Escola deveria ensinar apenas abstrações matemáticas, empreendedorismo e
meritocracia.
Em minha caminhada de quase três décadas, ao
lado de educadores e educandos, em dezenas de escolas públicas e privadas, não foram
poucos os exemplos de flagrante humilhação que, infelizmente, tomei
conhecimento. Conheço dezenas de educadores denunciados às autoridades
competentes por estimular estudantes a refletirem criticamente sobre a
realidade. Dessa forma, alimenta-se a ideia de que a função da escola é
silenciar sobre os conflitos sociais, estimular a acomodação, o individualismo
e responder somente às demandas de um mercado de trabalho que não oferece
empregos dignos, mas estimula a competição e o consumismo insano.

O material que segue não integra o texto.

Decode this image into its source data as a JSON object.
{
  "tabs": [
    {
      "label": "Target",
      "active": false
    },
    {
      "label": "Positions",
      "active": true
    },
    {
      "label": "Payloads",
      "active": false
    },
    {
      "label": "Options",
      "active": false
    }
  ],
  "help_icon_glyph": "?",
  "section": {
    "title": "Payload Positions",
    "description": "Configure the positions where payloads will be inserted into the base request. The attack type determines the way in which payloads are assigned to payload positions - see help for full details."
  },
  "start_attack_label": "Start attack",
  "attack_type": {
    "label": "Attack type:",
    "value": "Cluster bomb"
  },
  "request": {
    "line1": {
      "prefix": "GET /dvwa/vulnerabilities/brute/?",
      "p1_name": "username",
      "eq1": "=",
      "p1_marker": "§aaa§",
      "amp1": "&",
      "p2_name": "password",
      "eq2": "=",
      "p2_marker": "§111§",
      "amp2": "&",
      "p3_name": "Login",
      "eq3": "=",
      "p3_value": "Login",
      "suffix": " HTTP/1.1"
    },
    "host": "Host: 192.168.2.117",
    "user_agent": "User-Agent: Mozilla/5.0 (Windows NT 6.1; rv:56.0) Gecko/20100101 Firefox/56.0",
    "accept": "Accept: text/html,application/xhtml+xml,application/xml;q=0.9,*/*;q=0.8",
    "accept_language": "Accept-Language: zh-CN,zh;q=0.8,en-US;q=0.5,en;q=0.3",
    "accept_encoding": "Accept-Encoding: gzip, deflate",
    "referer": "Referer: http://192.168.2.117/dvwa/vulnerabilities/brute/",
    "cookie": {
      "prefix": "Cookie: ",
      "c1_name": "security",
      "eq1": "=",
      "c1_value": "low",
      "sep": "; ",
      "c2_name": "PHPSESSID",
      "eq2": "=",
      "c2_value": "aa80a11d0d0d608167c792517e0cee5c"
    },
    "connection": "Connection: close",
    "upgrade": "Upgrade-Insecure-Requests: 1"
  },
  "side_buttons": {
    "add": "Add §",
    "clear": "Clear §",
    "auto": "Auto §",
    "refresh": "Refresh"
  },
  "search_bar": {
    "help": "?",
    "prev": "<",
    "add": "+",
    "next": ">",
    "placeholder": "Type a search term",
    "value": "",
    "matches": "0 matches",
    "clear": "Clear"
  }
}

A política não é somente exercida por meio de
governos, partidos, entidades empresariais, associações, sindicatos, movimentos
sociais e organizações da sociedade civil. Ela também é exercida no conselho
escolar, no grêmio estudantil, nas associações de mães, pais e mestres, nos
coletivos juvenis e de cultura, nos grupos de futebol e em vários outros
espaços do cotidiano da vida, no dia a dia das pessoas. Ela está presente o
tempo todo na nossa vida, inclusive na forma como nos relacionamos no trabalho,
nas comunidades, nas famílias, nas ruas, com as pessoas, sejam elas desconhecidas
ou amigas.
Por fim, é importante, que TODOS debatam
abertamente essas questões. Que os posicionamentos sejam sempre embasados e bem
firmados no diálogo, no respeito e na partilha. Carecemos, e muito, de um
entendimento que deixe de lado picuinhas e “achismos” em detrimento de uma
construção na qual o direito humano a uma educação plenifique a crítica e a criatividade.
Uma educação que amplie a qualidade de vida para e pela cidadania.